Cornwall can’t overstep tenancy laws to stop Cumberland Gardens mass eviction

One of the multi-unit buildings at Cumberland Gardens at the corner of Yates Avenue and Fifth Street West in Cornwall, Ont. on Sunday, Feb. 27, 2022. (Newswatch Group/Bill Kingston, File)

CORNWALL – With no legal avenues, Cornwall City Council will resort to letter writing to try and stop a possible mass eviction of the Cumberland Gardens apartment complex.

“I wasn’t surprised but it doesn’t mean I couldn’t be disappointed by it,” Coun. Todd Bennett said Monday night on a staff report showing the city can’t create a law that supersedes the Ontario Residential Tenancies Act.
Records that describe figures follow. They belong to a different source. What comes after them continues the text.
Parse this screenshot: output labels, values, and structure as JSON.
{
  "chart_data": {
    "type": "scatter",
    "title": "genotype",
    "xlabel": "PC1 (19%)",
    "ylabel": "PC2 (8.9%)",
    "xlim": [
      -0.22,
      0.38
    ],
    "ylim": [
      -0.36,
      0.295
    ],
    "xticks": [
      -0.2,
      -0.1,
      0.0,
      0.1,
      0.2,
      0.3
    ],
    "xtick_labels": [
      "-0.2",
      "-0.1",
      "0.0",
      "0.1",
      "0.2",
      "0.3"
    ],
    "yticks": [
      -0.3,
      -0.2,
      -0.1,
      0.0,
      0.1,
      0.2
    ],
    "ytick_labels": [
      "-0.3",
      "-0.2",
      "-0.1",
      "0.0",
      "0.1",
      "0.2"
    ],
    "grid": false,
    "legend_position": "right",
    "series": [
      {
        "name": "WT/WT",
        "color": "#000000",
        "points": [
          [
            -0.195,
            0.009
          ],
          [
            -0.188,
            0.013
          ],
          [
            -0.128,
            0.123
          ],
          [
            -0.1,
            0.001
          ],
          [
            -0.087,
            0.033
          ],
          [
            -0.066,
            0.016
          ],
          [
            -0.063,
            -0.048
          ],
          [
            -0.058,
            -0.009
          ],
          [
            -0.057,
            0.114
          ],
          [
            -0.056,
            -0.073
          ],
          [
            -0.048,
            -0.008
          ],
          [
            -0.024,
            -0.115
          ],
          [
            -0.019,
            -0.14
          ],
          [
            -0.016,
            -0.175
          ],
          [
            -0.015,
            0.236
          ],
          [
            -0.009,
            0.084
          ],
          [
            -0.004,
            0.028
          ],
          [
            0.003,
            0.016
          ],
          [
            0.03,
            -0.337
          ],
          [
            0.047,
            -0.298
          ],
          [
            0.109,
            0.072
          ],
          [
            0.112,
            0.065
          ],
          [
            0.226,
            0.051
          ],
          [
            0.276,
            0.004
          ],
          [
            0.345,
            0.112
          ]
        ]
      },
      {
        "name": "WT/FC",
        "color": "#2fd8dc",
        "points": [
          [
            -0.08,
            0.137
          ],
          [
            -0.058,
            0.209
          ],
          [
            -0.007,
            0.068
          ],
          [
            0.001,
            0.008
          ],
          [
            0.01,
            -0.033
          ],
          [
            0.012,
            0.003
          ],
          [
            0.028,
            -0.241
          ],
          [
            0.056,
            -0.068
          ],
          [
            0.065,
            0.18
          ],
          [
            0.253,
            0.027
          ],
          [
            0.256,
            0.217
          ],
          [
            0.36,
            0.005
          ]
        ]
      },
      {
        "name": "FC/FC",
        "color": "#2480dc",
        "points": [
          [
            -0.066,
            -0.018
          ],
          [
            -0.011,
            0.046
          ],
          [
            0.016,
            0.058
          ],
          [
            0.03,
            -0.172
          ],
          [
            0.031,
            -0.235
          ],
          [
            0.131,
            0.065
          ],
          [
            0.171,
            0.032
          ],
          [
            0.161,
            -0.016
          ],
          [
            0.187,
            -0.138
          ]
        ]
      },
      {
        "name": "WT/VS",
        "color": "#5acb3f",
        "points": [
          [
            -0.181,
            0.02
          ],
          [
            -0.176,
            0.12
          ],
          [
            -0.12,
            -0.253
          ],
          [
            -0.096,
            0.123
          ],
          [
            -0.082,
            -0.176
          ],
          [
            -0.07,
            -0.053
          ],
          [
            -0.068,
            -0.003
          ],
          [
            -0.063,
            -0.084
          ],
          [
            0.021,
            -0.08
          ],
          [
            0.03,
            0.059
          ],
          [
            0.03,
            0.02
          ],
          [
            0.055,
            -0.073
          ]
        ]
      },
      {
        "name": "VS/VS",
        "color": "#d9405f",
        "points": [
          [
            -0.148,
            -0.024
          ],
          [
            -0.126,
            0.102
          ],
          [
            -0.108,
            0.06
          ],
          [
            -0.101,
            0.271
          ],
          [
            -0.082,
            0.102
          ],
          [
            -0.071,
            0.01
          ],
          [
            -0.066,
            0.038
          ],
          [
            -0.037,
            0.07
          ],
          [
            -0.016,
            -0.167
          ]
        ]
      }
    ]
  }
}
The report was based on a legal opinion from the city’s lawyers.

Bennett had wanted to put in municipal controls to limit the number of tenants who can be evicted from larger rental properties at the same time, based on the landlord’s need to do renovations.

He said the laws “clearly have a hole in them.”

“I think this is something we can’t let go,” Bennett said.

Council then agreed to write a letter to Bedford Properties and Estates to – as Coun. Elaine MacDonald put it – “plea” for a piecemeal eviction as opposed to a mass eviction.

Another letter will go to the Landlord and Tenant Board (LTB) explaining the current rental housing situation, asking it to refuse the eviction application and instead create a cap of 10 per cent of tenants evicted at any one time.

Nearly 100 tenants at Cumberland Gardens received eviction notices in February from the landlord to be out by July 1.

The move has received widespread condemnation from both tenants, legal experts and various local politicians.

As of Monday night there had been no notices of any hearing before the LTB, either because eviction proceedings had not been filed or they were still being processed, according to Cornwall Social and Housing Services Administrator Mellissa Morgan.

The city has also not received any building permit application that “matches what they (Bedford) are requesting (for renovations),” Morgan told council.